For the three months ended 30 September, the manufacturer incurred a net loss of $1.6 billion compared to a $695 million profit in the year-earlier period.

Boeing says the results reflect the $2.5 billion reclassification to research and development (R&D) of costs incurred through July for the first three 787 flight-test airplanes and $138 million of spending on those airplanes in August and September.

The previously announced 747 forward-loss of $1 billion is due to increased production costs and difficult market conditions.

Third quarter revenue grew 9% year-over-year to $16.7 billion. Of this amount, Boeing Commercial Airplanes saw an increase of 13% to $7.9 billion on higher deliveries partially offset by lower services volume, while Boeing Integrated Defense Systems saw a 3% rise to $8.7 billion on increased military aircraft deliveries and higher volume in services

Boeing notes that last year's strike and supplier production problems reduced year-ago revenue by an estimated $2.1 billion.

Company chairman, president and CEO Jim McNerney says the 787 cost reclassification and 747 charge "clearly overshadowed what continues to be otherwise solid performance across our commercial production programs and defense business".

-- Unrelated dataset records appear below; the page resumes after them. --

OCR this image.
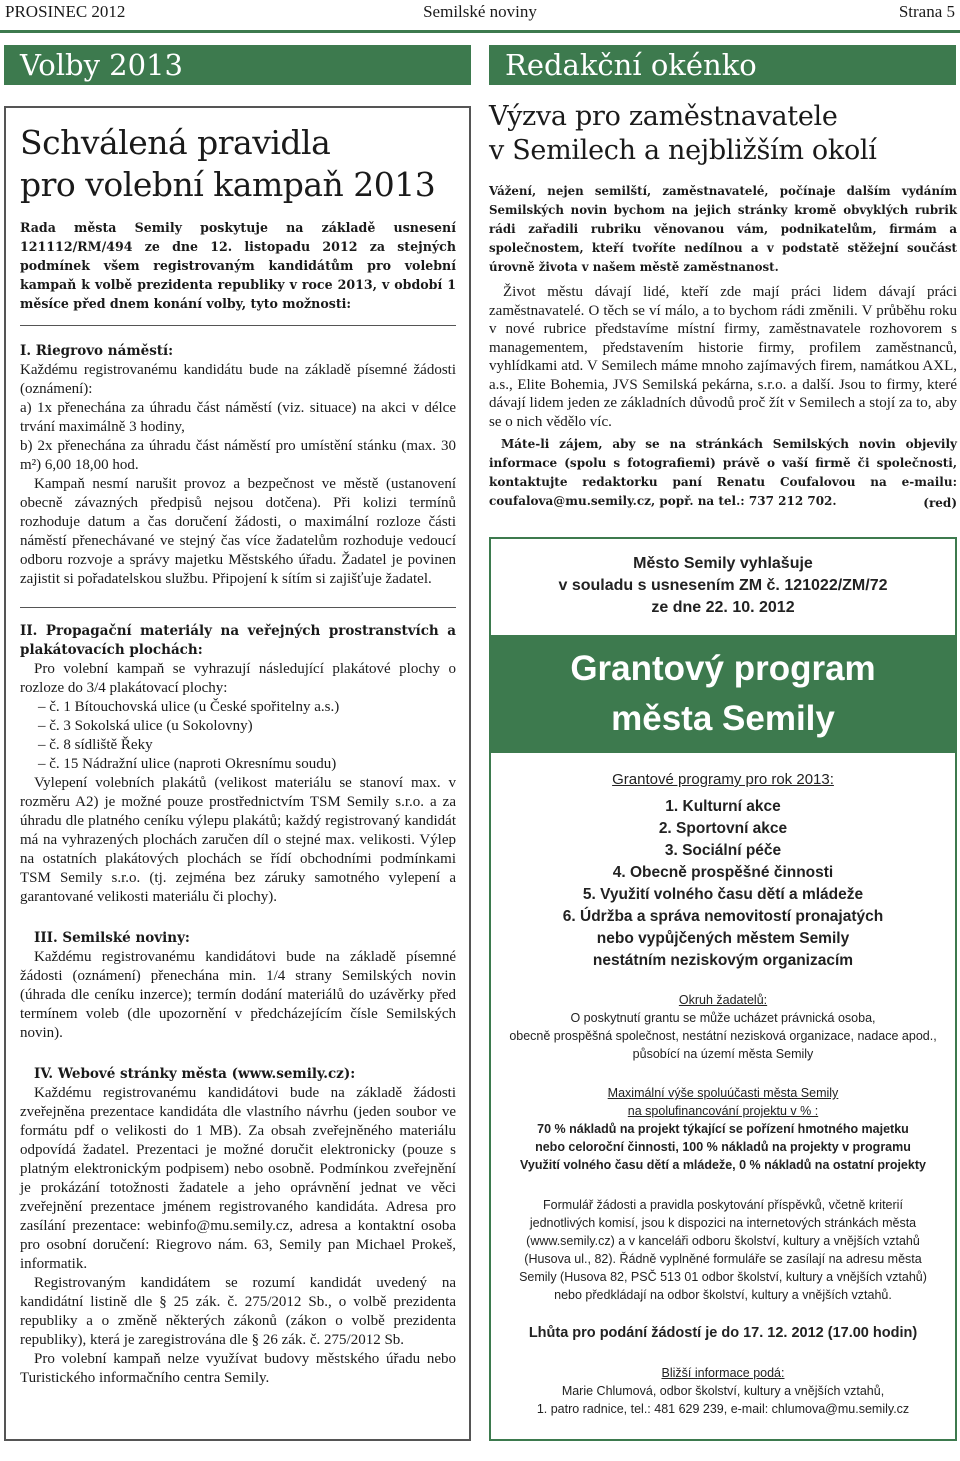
PROSINEC 2012	Semilské noviny	Strana 5
Volby 2013	Redakční okénko
Schválená pravidla
pro volební kampaň 2013

Rada města Semily poskytuje na základě usnesení 121112/RM/494 ze dne 12. listopadu 2012 za stejných podmínek všem registrovaným kandidátům pro volební kampaň k volbě prezidenta republiky v roce 2013, v období 1 měsíce před dnem konání volby, tyto možnosti:

I. Riegrovo náměstí:

Každému registrovanému kandidátu bude na základě písemné žádosti (oznámení):

a) 1x přenechána za úhradu část náměstí (viz. situace) na akci v délce trvání maximálně 3 hodiny,

b) 2x přenechána za úhradu část náměstí pro umístění stánku (max. 30 m²) 6,00 18,00 hod.

Kampaň nesmí narušit provoz a bezpečnost ve městě (ustanovení obecně závazných předpisů nejsou dotčena). Při kolizi termínů rozhoduje datum a čas doručení žádosti, o maximální rozloze části náměstí přenechávané ve stejný čas více žadatelům rozhoduje vedoucí odboru rozvoje a správy majetku Městského úřadu. Žadatel je povinen zajistit si pořadatelskou službu. Připojení k sítím si zajišťuje žadatel.

II. Propagační materiály na veřejných prostranstvích a plakátovacích plochách:

Pro volební kampaň se vyhrazují následující plakátové plochy o rozloze do 3/4 plakátovací plochy:

– č. 1 Bítouchovská ulice (u České spořitelny a.s.)
– č. 3 Sokolská ulice (u Sokolovny)
– č. 8 sídliště Řeky
– č. 15 Nádražní ulice (naproti Okresnímu soudu)

Vylepení volebních plakátů (velikost materiálu se stanoví max. v rozměru A2) je možné pouze prostřednictvím TSM Semily s.r.o. a za úhradu dle platného ceníku výlepu plakátů; každý registrovaný kandidát má na vyhrazených plochách zaručen díl o stejné max. velikosti. Výlep na ostatních plakátových plochách se řídí obchodními podmínkami TSM Semily s.r.o. (tj. zejména bez záruky samotného vylepení a garantované velikosti materiálu či plochy).

III. Semilské noviny:

Každému registrovanému kandidátovi bude na základě písemné žádosti (oznámení) přenechána min. 1/4 strany Semilských novin (úhrada dle ceníku inzerce); termín dodání materiálů do uzávěrky před termínem voleb (dle upozornění v předcházejícím čísle Semilských novin).

IV. Webové stránky města (www.semily.cz):

Každému registrovanému kandidátovi bude na základě žádosti zveřejněna prezentace kandidáta dle vlastního návrhu (jeden soubor ve formátu pdf o velikosti do 1 MB). Za obsah zveřejněného materiálu odpovídá žadatel. Prezentaci je možné doručit elektronicky (pouze s platným elektronickým podpisem) nebo osobně. Podmínkou zveřejnění je prokázání totožnosti žadatele a jeho oprávnění jednat ve věci zveřejnění prezentace jménem registrovaného kandidáta. Adresa pro zasílání prezentace: webinfo@mu.semily.cz, adresa a kontaktní osoba pro osobní doručení: Riegrovo nám. 63, Semily pan Michael Prokeš, informatik.

Registrovaným kandidátem se rozumí kandidát uvedený na kandidátní listině dle § 25 zák. č. 275/2012 Sb., o volbě prezidenta republiky a o změně některých zákonů (zákon o volbě prezidenta republiky), která je zaregistrována dle § 26 zák. č. 275/2012 Sb.

Pro volební kampaň nelze využívat budovy městského úřadu nebo Turistického informačního centra Semily.

Výzva pro zaměstnavatele
v Semilech a nejbližším okolí

Vážení, nejen semilští, zaměstnavatelé, počínaje dalším vydáním Semilských novin bychom na jejich stránky kromě obvyklých rubrik rádi zařadili rubriku věnovanou vám, podnikatelům, firmám a společnostem, kteří tvoříte nedílnou a v podstatě stěžejní součást úrovně života v našem městě zaměstnanost.

Život městu dávají lidé, kteří zde mají práci lidem dávají práci zaměstnavatelé. O těch se ví málo, a to bychom rádi změnili. V průběhu roku v nové rubrice představíme místní firmy, zaměstnavatele rozhovorem s managementem, představením historie firmy, profilem zaměstnanců, vyhlídkami atd. V Semilech máme mnoho zajímavých firem, namátkou AXL, a.s., Elite Bohemia, JVS Semilská pekárna, s.r.o. a další. Jsou to firmy, které dávají lidem jeden ze základních důvodů proč žít v Semilech a stojí za to, aby se o nich vědělo víc.

Máte-li zájem, aby se na stránkách Semilských novin objevily informace (spolu s fotografiemi) právě o vaší firmě či společnosti, kontaktujte redaktorku paní Renatu Coufalovou na e-mailu: coufalova@mu.semily.cz, popř. na tel.: 737 212 702.	(red)

Město Semily vyhlašuje
v souladu s usnesením ZM č. 121022/ZM/72
ze dne 22. 10. 2012
Grantový program
města Semily
Grantové programy pro rok 2013:
1. Kulturní akce
2. Sportovní akce
3. Sociální péče
4. Obecně prospěšné činnosti
5. Využití volného času dětí a mládeže
6. Údržba a správa nemovitostí pronajatých
nebo vypůjčených městem Semily
nestátním neziskovým organizacím
Okruh žadatelů:
O poskytnutí grantu se může ucházet právnická osoba,
obecně prospěšná společnost, nestátní nezisková organizace, nadace apod.,
působící na území města Semily
Maximální výše spoluúčasti města Semily
na spolufinancování projektu v % :
70 % nákladů na projekt týkající se pořízení hmotného majetku
nebo celoroční činnosti, 100 % nákladů na projekty v programu
Využití volného času dětí a mládeže, 0 % nákladů na ostatní projekty
Formulář žádosti a pravidla poskytování příspěvků, včetně kriterií
jednotlivých komisí, jsou k dispozici na internetových stránkách města
(www.semily.cz) a v kanceláři odboru školství, kultury a vnějších vztahů
(Husova ul., 82). Řádně vyplněné formuláře se zasílají na adresu města
Semily (Husova 82, PSČ 513 01 odbor školství, kultury a vnějších vztahů)
nebo předkládají na odbor školství, kultury a vnějších vztahů.
Lhůta pro podání žádostí je do 17. 12. 2012 (17.00 hodin)
Bližší informace podá:
Marie Chlumová, odbor školství, kultury a vnějších vztahů,
1. patro radnice, tel.: 481 629 239, e-mail: chlumova@mu.semily.cz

He adds: "We look forward to getting the 787 and 747-8 in the air soon and moving forward with flight test and certification for these two important programs."

Boeing has reaffirmed that first flight of the 787 remains on track to occur by the end of 2009, with first delivery scheduled for the fourth quarter of 2010.

The company has also reaffirmed its 2009 revenue guidance at $68 billion to $69 billion. It will issue financial guidance for 2010 with its fourth quarter results.